Tell the other leaders to handle this one because you're too close to the situation to make a fair judgement.
That way, it's up to them if and how they want to collect. I would recommend that they boy be denied awards and participation in pack activities until accounts are settled. If monetary compensation is not likely, the committee might settle for some sweat equity, like hand made gifts for the leaders and the boys leaving the pack. Or, maybe there's a donor who will match whatever the family can pay back, up to $100. But it has to be a committee decision.
Clearly, in the future you shouldn't accept popcorn/wreath orders unless folks give you the money up front.
Tread carefully. There is no good answer. The only best answer is to get this closed out quickly. IMHO, I would not hand this off. He's your friend. I'd find a way to get it handled or pay for it myself.
THEN THEN THEN ... from this family ... don't accept popcorn/wreath orders unless you get the money up front.
To be honest, someone who has a hard time with money will understand this and you probably don't even have to explain it. Just say you'd like payment up front before distribution of product. He'll know what's going on and will appreciate not having it talked about.
We have families with hardships. It sucks. However, someone, NOT you, needs to talk to him about the pack appreciates his help, happy to write-off certain fees, and cover them to be a part of the pack. However, fundraising money is different, that's taking money that is owed to the pack, he can't get paid to be a scouter, even if he and his son get to go free.
Since he clearly took a "loan" on the amount, get him on a payment plan. He needs to come up with $20/week until it's paid off.
You're too close to the situation, but the difference between the pack covering his costs (writing off dues, etc.) and his essentially robbing from the pack treasury (money he is holding on behalf of the Pack, NOT his money) is another story.
But one thing, especially for families that are bad with money, ask them to turn in the money AS they sell, so they aren't tempted by a few hundred dollars sitting around the house when they have bills to pay. Have the treasurer track what they've paid in for sales as they go, and reconcile it at the end. It's a bit of work, but it makes it WAY easier.
Here is my take. You know the financial hardships. Yes, the Pack covered the Book,Slide, Necker and registration. Fine. That sounds like the Scout was covered. You do that because of the Financial Hardship. You also allow this because he is giving his time to the Pack. That's covered.
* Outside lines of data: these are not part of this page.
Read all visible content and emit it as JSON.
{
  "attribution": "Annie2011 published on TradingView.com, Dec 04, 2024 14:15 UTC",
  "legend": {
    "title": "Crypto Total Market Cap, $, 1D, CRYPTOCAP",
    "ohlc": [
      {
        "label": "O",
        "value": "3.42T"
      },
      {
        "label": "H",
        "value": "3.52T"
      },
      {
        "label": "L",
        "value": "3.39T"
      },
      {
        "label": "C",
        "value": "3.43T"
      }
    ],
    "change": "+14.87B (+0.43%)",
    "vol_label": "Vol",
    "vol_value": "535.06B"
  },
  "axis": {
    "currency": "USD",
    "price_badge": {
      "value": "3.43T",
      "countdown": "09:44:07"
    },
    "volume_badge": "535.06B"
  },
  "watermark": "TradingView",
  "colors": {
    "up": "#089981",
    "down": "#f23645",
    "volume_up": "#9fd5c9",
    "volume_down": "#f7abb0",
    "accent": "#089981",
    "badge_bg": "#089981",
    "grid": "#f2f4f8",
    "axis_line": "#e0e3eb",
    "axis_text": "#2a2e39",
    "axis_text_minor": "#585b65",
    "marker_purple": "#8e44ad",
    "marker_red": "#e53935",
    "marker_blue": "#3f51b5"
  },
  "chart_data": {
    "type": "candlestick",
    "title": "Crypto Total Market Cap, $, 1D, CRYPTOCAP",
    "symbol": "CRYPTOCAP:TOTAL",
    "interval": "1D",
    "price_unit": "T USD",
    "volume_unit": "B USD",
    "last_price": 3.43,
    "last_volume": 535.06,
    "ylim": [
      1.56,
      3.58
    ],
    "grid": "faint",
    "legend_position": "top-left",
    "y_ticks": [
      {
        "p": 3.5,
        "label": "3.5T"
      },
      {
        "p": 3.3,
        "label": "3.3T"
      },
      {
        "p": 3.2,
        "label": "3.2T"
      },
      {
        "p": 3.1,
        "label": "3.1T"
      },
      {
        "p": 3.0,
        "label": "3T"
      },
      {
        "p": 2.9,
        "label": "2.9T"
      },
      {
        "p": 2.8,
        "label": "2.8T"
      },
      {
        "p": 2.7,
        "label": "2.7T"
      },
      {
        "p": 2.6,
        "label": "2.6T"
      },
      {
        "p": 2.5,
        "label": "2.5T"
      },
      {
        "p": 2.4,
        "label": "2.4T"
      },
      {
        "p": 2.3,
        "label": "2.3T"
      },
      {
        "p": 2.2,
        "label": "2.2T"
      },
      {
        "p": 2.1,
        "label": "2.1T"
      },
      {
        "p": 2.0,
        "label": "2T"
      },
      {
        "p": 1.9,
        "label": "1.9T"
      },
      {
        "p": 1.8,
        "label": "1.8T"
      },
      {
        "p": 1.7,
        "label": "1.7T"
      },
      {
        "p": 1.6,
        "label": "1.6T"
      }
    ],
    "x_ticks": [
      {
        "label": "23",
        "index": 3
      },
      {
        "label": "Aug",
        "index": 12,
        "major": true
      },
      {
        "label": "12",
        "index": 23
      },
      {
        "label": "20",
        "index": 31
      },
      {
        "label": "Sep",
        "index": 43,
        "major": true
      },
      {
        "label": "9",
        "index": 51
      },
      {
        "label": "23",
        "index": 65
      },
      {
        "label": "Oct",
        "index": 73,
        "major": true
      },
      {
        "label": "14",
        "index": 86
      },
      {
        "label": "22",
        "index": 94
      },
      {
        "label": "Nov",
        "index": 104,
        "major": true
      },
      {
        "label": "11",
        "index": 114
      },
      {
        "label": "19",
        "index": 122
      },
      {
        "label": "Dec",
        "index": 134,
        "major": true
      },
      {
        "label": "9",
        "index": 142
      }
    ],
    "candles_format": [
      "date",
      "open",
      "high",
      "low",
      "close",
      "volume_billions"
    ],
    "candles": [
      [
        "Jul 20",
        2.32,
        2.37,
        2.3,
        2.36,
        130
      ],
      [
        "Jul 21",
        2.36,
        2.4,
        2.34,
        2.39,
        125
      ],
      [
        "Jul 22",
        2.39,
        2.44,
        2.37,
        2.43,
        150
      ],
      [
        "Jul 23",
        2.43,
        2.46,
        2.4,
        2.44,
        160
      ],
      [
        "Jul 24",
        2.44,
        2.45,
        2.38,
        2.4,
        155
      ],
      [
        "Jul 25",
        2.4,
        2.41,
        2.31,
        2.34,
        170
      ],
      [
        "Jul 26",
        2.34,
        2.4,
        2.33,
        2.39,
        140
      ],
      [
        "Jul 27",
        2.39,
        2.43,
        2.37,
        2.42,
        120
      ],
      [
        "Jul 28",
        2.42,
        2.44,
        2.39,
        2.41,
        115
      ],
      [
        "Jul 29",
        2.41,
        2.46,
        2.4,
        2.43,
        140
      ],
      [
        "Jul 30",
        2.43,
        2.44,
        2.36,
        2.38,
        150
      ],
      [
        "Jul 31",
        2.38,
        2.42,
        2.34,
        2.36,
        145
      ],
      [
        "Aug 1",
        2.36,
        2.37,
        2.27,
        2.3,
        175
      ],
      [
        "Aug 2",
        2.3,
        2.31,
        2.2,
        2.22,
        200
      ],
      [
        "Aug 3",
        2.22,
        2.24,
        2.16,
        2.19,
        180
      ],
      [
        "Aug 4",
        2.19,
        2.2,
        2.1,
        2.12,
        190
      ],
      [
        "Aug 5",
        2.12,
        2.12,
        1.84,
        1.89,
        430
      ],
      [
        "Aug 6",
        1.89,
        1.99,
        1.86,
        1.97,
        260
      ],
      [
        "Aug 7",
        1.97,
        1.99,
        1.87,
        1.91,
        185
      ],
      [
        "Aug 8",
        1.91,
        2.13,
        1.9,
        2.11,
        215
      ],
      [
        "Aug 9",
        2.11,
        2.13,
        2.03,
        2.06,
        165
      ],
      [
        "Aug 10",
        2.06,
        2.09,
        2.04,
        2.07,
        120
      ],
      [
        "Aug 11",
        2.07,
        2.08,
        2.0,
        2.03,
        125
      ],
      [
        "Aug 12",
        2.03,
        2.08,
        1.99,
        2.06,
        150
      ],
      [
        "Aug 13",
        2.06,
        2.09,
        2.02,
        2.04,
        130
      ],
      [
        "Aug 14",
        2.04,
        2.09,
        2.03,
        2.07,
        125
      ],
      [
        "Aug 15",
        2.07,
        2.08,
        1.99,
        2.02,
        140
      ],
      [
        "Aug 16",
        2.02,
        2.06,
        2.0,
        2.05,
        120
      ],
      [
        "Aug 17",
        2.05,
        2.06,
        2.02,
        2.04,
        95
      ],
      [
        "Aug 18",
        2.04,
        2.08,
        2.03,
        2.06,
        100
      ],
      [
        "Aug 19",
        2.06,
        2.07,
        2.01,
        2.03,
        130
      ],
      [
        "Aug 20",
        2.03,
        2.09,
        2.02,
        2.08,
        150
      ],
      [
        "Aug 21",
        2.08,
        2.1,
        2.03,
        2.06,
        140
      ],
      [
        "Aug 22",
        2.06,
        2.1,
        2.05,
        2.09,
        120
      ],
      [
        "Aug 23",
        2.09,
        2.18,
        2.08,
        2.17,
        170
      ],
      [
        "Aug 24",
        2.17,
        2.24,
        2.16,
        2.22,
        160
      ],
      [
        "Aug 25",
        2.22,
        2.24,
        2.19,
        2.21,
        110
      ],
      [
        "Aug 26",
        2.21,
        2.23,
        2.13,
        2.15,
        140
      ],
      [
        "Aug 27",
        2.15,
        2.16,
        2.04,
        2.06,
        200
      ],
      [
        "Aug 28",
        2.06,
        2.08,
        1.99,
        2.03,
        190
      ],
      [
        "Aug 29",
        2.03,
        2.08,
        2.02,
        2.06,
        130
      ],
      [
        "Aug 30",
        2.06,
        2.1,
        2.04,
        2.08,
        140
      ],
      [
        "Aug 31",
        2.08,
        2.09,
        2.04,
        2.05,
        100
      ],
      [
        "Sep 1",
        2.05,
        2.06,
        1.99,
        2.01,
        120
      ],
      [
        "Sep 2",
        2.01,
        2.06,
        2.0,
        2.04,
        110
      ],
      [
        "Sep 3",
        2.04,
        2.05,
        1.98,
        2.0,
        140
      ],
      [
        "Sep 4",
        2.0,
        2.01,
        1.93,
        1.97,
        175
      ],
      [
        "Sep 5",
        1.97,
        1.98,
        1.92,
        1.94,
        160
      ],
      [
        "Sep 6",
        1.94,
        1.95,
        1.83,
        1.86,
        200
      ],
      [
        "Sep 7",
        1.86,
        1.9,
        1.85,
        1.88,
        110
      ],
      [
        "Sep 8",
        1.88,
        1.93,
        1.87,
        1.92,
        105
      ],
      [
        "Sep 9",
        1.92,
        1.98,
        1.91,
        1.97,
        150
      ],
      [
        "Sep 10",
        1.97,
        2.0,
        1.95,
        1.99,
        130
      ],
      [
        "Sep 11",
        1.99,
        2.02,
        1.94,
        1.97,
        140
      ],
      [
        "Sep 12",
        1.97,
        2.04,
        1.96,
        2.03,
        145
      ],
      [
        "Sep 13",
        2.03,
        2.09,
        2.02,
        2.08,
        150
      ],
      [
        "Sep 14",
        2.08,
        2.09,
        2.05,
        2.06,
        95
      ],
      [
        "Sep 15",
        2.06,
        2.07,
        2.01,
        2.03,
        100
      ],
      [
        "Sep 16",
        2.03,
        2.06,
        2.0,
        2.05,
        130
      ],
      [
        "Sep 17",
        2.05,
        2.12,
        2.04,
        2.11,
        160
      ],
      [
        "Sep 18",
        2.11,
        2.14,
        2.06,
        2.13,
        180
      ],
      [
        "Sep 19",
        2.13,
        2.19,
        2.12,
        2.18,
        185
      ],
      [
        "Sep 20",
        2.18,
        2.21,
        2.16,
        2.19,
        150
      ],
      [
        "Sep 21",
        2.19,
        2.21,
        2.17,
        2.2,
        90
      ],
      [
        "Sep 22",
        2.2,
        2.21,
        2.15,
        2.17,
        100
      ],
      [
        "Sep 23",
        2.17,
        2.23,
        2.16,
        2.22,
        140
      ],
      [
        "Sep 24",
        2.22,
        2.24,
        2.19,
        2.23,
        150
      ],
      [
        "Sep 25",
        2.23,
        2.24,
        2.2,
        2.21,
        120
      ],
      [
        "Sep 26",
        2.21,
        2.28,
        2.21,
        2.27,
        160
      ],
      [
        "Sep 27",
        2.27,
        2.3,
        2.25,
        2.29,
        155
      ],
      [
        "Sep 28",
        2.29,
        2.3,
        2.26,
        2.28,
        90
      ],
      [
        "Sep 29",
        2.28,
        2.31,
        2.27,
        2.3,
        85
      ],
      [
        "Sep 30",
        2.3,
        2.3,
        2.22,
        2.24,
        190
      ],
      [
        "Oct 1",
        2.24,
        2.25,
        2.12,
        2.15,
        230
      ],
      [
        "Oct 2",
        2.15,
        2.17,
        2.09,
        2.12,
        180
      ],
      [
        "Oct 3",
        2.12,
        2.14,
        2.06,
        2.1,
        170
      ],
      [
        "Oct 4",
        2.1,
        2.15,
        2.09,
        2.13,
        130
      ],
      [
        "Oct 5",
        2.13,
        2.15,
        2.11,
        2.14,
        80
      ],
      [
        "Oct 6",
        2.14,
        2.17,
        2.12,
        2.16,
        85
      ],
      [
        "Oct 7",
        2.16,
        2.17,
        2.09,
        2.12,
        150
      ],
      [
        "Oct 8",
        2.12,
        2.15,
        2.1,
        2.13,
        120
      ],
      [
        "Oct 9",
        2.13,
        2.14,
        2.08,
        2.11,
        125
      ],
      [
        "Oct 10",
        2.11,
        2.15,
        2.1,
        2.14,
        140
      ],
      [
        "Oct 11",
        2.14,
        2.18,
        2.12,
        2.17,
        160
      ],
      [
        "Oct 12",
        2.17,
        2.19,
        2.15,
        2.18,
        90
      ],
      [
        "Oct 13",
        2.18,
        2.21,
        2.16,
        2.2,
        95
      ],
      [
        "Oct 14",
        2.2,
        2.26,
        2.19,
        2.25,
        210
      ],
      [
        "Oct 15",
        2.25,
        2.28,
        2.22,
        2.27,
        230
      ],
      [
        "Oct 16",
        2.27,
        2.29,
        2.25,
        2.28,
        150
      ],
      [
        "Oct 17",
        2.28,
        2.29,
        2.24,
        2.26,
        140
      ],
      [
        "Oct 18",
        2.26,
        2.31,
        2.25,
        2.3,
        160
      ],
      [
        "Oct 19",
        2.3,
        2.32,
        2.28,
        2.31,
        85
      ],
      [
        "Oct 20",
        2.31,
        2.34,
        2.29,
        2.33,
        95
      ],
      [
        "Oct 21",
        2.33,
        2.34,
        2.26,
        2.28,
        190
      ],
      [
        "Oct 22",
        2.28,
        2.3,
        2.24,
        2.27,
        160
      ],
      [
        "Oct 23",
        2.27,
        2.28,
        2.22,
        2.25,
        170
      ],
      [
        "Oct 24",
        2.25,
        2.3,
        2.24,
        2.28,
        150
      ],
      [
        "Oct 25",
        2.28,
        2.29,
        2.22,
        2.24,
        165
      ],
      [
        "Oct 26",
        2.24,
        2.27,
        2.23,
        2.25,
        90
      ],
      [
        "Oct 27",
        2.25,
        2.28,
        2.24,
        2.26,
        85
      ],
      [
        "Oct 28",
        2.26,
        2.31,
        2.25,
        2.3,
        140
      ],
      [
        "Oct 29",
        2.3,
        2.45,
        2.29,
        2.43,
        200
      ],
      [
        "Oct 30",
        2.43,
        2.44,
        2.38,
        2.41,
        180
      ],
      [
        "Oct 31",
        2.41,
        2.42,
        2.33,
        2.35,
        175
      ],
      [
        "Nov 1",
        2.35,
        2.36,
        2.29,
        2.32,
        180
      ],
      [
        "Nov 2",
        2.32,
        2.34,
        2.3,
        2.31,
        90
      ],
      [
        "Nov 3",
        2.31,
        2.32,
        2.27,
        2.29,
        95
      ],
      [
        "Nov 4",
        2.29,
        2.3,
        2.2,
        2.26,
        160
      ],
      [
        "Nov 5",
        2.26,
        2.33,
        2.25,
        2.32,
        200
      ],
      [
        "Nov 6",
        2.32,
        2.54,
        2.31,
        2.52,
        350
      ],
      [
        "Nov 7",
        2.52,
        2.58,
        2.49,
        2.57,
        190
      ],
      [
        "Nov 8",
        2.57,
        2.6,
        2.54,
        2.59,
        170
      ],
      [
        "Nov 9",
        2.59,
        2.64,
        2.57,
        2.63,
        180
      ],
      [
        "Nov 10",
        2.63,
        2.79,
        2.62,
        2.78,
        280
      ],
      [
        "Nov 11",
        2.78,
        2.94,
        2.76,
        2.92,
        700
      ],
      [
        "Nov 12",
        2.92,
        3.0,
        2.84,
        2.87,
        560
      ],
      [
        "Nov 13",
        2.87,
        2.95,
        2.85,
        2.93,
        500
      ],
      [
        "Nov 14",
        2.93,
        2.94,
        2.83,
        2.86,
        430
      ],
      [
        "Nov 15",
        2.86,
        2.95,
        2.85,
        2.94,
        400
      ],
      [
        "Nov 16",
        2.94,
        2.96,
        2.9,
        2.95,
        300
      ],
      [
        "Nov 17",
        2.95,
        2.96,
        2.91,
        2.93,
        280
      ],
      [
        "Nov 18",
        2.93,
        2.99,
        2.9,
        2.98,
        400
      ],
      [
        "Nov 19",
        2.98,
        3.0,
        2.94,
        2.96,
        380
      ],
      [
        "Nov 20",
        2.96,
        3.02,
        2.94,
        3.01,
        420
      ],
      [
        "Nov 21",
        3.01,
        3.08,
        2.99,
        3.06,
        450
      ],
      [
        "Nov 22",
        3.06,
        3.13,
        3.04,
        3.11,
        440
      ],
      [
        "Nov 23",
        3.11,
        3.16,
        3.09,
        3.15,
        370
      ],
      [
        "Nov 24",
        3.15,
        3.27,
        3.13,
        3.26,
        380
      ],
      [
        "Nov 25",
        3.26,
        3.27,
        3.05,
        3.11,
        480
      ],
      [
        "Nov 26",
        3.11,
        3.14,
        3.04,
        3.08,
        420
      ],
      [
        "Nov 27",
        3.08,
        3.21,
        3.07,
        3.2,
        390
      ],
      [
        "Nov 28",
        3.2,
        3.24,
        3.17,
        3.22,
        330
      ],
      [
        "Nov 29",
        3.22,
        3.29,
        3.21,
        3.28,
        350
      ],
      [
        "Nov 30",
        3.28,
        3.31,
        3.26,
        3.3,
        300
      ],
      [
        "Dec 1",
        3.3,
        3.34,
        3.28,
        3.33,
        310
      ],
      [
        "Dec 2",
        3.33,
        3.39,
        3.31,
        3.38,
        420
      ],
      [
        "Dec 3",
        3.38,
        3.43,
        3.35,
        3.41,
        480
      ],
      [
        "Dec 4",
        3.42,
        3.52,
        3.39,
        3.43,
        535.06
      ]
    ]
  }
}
Money owed. Sorry. Time to man up and go get it. You know his track record and you allow it. You have lent him money and sold him items. I suspect you will never see the $200 so the Pack could just write it off.
Going forward. Tell this Parent/Den Leader/Friend that in no certain terms that he is allowed to work with money for the Pack. If that means that his Scout goes with someone else to collect money or man tables...so be it. This person cannot be trusted with Money.
You have a deadbeat for a Den Leader/Friend. Cut him off. If your the CC it's your job to deal with it. If not, engage the COR.
A happy ending, he dropped off a check, and seemed to act oblivious that I was worried about it. And he said he wasn't interested in being a Den Leader next year, and offered to help recruit his replacement (we agree on who should be asked next). I'm going to delete this topic next week, since its a bit personal and I don't want it google-able. Once the check clears.
"I'm going to delete this topic next week, since its a bit personal and I don't want it google-able."
A bit of advice. Never post something to a public forum that you don't want to be "google-able". You can delete it, but it will never really go away.